Il 29 gennaio, nella prigione di Karaj, ne sono stati impiccati quattro. Mohsen Mazloum, Pejman Fatehi, Vafa Azarbar ed Hezir Faramanzi erano stati arrestati il 22 giugno 2021 e accusati di “inimicizia contro Dio” e spionaggio in favore di Israele. Dopo mesi di isolamento, seguendo una prassi consolidata, gli organi d’informazione di stato avevano diffuso i video delle loro “confessioni”, ovviamente forzate.

Per tutta la durata della detenzione, i quattro prigionieri non avevano potuto incontrare i loro avvocati. I familiari avevano potuto vederli, per un ultimo saluto, solo il giorno precedente l’esecuzione.

Neanche una settimana prima, il 23 gennaio, era stato impiccato Fahrad Salimi, arrestato nel dicembre 2009 nella provincia dell’Azerbaigian occidentale insieme ad altri sei curdi, tutti accusati di appartenenza a “gruppi salafiti”. In una serie di lettere fatte uscire dal carcere, i 7 uomini avevano denunciato di essere stati torturati per estorcergli “confessioni”. In particolare, Salimi aveva scritto che aveva ricevuto costanti pressioni e minacce per autoincriminarsi e per rinunciare all’avvocato di sua scelta.

Nel giugno 2018 la sezione 26 del tribunale rivoluzionario aveva condannato a morte i sette imputati per “corruzione sulla terra”. La Corte suprema aveva annullato il verdetto per mancanza di prove rimandando il caso alla sezione 15 del tribunale rivoluzionario, che aveva emesso una nuova condanna a morte.

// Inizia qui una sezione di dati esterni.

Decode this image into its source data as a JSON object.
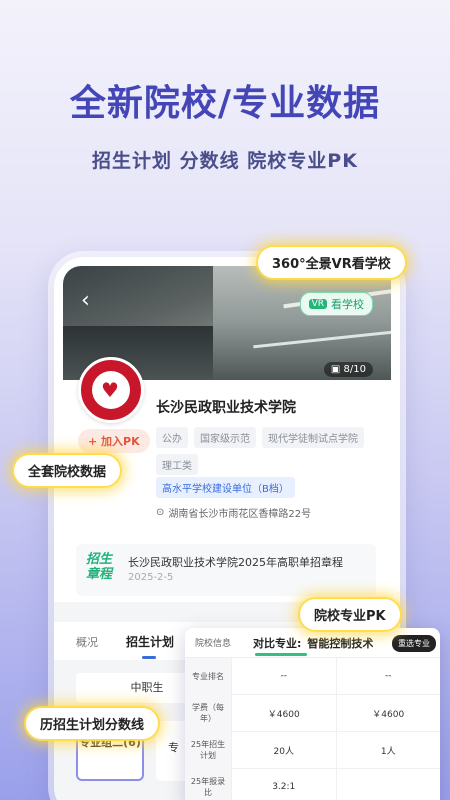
{
  "headline": "全新院校/专业数据",
  "subline": "招生计划 分数线 院校专业PK",
  "callouts": {
    "vr": "360°全景VR看学校",
    "data": "全套院校数据",
    "pk": "院校专业PK",
    "plan": "历招生计划分数线"
  },
  "hero": {
    "vr_tag": "VR",
    "vr_label": "看学校",
    "photo_count": "8/10"
  },
  "school": {
    "name": "长沙民政职业技术学院",
    "pk_label": "+ 加入PK",
    "tags": [
      "公办",
      "国家级示范",
      "现代学徒制试点学院",
      "理工类"
    ],
    "highlight_tag": "高水平学校建设单位（B档）",
    "address": "湖南省长沙市雨花区香樟路22号"
  },
  "notice": {
    "badge": "招生章程",
    "title": "长沙民政职业技术学院2025年高职单招章程",
    "date": "2025-2-5"
  },
  "tabs": [
    "概况",
    "招生计划"
  ],
  "plan": {
    "level": "中职生",
    "group1": "专业组二(6)",
    "group2_partial": "专"
  },
  "compare": {
    "col1": "院校信息",
    "col2": "对比专业:",
    "col3": "智能控制技术",
    "reselect": "重选专业",
    "rows": [
      {
        "label": "专业排名",
        "a": "--",
        "b": "--"
      },
      {
        "label": "学费（每年）",
        "a": "￥4600",
        "b": "￥4600"
      },
      {
        "label": "25年招生计划",
        "a": "20人",
        "b": "1人"
      },
      {
        "label": "25年报录比",
        "a": "3.2:1",
        "b": ""
      }
    ]
  },
  "colors": {
    "accent": "#4446b8",
    "green": "#23b27c",
    "callout_glow": "#ffd63c"
  }
}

Entrambi i processi erano stati clamorosamente irregolari: durante le indagini gli imputati non avevano potuto avere colloqui con gli avvocati, questi non avevano potuto prendere la parola durante le udienze e le “confessioni” estorte con la tortura erano state ammesse e usate come prove della colpevolezza.

Due dei condannati a morte – Ghasem Abesteh e Ayoub Karimi – erano stati impiccati nel novembre 2023.

Il 3 gennaio 2024 Salimi e altri tre prigionieri avevano iniziato lo sciopero della fame per protestare contro l’impiccagione di un terzo coimputato, Davoud Abdollahi, avvenuta il giorno prima. Il 21 gennaio, presagio dell’imminente esecuzione, Salimi era stato trasferito nella sezione di isolamento della prigione di Karaj.

Gli altri tre prigionieri ancora superstiti – Anwar Khezri, Kamran Sheikheh e Khosrow Basharat – attendono il loro destino, che appare purtroppo segnato.